The road crossed the river on a bridge that also dated back to the Cataclysm; Nightingale privately doubted that anyone could bridge the Lyon River in these days_except, perhaps, Deliambrens. It was a narrow and fierce stream, with a current so swift and deep that "to swim the Lyon" was a common euphemism for suicide.

For a moment, there was relief from the heat; the waters of the Lyon were as cold as they were swift, and a second river flowed above it_a river of fresh, cool air. Nightingale moved as slowly on the bridge as she could, stretching out her moment of relief.

On the other side, the manufactories gave way again to housing, but fortunately for Nightingale's peace of mind the people here lived in better conditions than those near the slaughterhouses.

There were more of those pre-Cataclysm buildings, in fact, given over to living quarters rather than manufactories. These had more windows, and from the look of things, the ceilings were not as high, granting more levels in the same amount of space. In between these older buildings, newer ones rose, not quite as dilapidated as the tenements on the other side of the river, but by no means in excellent repair. These newer buildings huddled around the old as if for support, as if without those grey bulwarks they could not stand against wind and weather.

Nightingale tried to imagine what this area might have looked like before the wooden tenements were built, but had to give up. She just could not picture it in her mind. Why would people have put so much open space between the buildings, then build the buildings so very tall?
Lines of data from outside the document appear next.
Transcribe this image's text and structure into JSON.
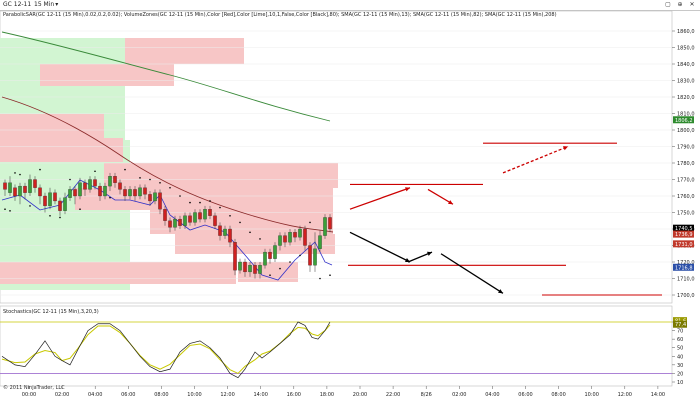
{
  "window": {
    "symbol": "GC 12-11",
    "timeframe": "15 Min",
    "controls": [
      "▢",
      "⊕",
      "✕"
    ]
  },
  "indicators_main": "ParabolicSAR(GC 12-11 (15 Min),0.02,0.2,0.02); VolumeZones(GC 12-11 (15 Min),Color [Red],Color [Lime],10,1,False,Color [Black],80); SMA(GC 12-11 (15 Min),13); SMA(GC 12-11 (15 Min),82); SMA(GC 12-11 (15 Min),208)",
  "indicators_stoch": "Stochastics(GC 12-11 (15 Min),3,20,3)",
  "copyright": "© 2011 NinjaTrader, LLC",
  "price_axis": {
    "labels": [
      "1860,0",
      "1850,0",
      "1840,0",
      "1830,0",
      "1820,0",
      "1810,0",
      "1800,0",
      "1790,0",
      "1780,0",
      "1770,0",
      "1760,0",
      "1750,0",
      "1740,0",
      "1730,0",
      "1720,0",
      "1710,0",
      "1700,0"
    ],
    "markers": [
      {
        "text": "1806,2",
        "color": "#2e8b2e"
      },
      {
        "text": "1740,5",
        "color": "#000000"
      },
      {
        "text": "1736,9",
        "color": "#c0392b"
      },
      {
        "text": "1731,0",
        "color": "#c0392b"
      },
      {
        "text": "1716,8",
        "color": "#2b4fa8"
      }
    ]
  },
  "stoch_axis": {
    "labels": [
      "80",
      "70",
      "60",
      "50",
      "40",
      "30",
      "20",
      "10"
    ],
    "markers": [
      {
        "text": "81,6",
        "color": "#9a9a00"
      },
      {
        "text": "77,4",
        "color": "#7a7a00"
      }
    ]
  },
  "time_axis": [
    "00:00",
    "02:00",
    "04:00",
    "06:00",
    "08:00",
    "10:00",
    "12:00",
    "14:00",
    "16:00",
    "18:00",
    "20:00",
    "22:00",
    "8/26",
    "02:00",
    "04:00",
    "06:00",
    "08:00",
    "10:00",
    "12:00",
    "14:00"
  ],
  "colors": {
    "zone_red": "#f7c6c6",
    "zone_green": "#d2f5d2",
    "sma13": "#3030c8",
    "sma82": "#8b2b2b",
    "sma208": "#3a8a3a",
    "candle_up": "#3aa03a",
    "candle_down": "#d02020",
    "annotation_red": "#cc0000",
    "annotation_black": "#000000",
    "stoch_k": "#202020",
    "stoch_d": "#c8c800",
    "stoch_upper": "#c8c800",
    "stoch_lower": "#a070d0"
  }
}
Wouldn't it have made more sense to lay everything out flat, the way a small village was built? That way everyone could have his own separate dwelling, and one would not be forced to hear ones neighbors through walls that were never thick enough for privacy....

Ask anyone who has ever spent the night in an inn with newlyweds in the next room .

Well, there was no telling what the ancestors had been thinking; their world was as alien to the Twenty Kingdoms now as that of any of the nonhumans. Nightingale certainly was not going to try to second-guess them.